Former CIA spook and burgeoning author Jason Matthews has an amazing feel for the insider lingo and relentless intrigue of the spy’s life. Palace of Treason, the second book in his series (following his debut, Red Sparrow), is a harrowing look into the lives of spies, including a CIA rookie named Nate and a gorgeous Russian intelligence operative named Dominika Egorova, who lives the precarious existence of a double agent, spying for the U.S. while maintaining her Russian cover.
On the other hand, this wealth of technical knowledge—and a breathtaking sense that the author’s been out in the field himself—at times produces an overdone, good-guy-bad-guy inflection that can be off-putting. In Matthews’ world, nearly all Russians are self-serving, smug and boorish, while the white hats in the CIA are “smooth and professional . . . strong and reliable.” In this day and age it’s hard to believe that the double-dealing, crafty self-interest and sadism are so completely one-sided, and this tendency shadows what is an otherwise riveting narrative.
Matthews’ intricate plot follows Dominika the mole as she seeks to undermine and botch Russia’s efforts to encourage Iran’s nuclear enrichment program. She passes critical information to the CIA, always a half step away from discovery—there’s also an enemy mole operating inside the CIA who’s about to unmask and destroy Dominika, and each page brings that agent one move closer to proving her a traitor to Mother Russia.
Nate and Dominika maintain a hot love affair, adding to the tension and possibility that either may make a mission-destroying decision.
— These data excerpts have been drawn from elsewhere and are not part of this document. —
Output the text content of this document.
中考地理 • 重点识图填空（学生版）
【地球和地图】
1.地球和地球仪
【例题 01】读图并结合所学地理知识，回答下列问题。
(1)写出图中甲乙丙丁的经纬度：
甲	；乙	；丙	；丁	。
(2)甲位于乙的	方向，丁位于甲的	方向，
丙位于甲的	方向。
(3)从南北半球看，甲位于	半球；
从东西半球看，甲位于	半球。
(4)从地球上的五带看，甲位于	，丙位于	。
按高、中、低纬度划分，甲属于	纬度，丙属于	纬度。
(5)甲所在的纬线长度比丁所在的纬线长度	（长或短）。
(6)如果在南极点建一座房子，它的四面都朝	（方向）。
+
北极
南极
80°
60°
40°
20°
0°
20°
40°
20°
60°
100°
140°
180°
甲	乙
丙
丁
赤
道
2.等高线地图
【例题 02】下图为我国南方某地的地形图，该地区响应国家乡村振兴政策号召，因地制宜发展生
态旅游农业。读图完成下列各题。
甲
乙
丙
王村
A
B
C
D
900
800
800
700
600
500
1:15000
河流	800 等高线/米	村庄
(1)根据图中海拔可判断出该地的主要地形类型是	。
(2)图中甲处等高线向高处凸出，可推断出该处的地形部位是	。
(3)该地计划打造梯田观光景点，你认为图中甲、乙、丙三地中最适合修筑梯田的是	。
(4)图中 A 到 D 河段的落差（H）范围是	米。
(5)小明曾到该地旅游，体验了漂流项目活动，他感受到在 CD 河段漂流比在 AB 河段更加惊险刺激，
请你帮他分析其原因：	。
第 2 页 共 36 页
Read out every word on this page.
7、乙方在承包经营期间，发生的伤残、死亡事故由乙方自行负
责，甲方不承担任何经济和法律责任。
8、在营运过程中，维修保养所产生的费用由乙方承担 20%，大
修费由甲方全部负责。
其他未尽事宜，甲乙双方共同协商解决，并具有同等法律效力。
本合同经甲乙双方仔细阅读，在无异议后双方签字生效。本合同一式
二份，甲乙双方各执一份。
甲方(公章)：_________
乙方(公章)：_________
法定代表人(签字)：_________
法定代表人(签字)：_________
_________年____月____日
The book offers up other, stranger bedfellows as well. Palace contains marvelous descriptions of murky, offbeat characters, as well as a disconcerting central role for Vladimir Putin that seems misplaced in this narrative full of otherwise fictional types.
This is stay-up-all-night reading, and we’re pummeled by hair-trigger actions on every page. There’s a striking sense that no one seems to win for long. It’s a world in which victories and setbacks follow each other hard and fast, in a game where both missions and lives are destroyed in an instant.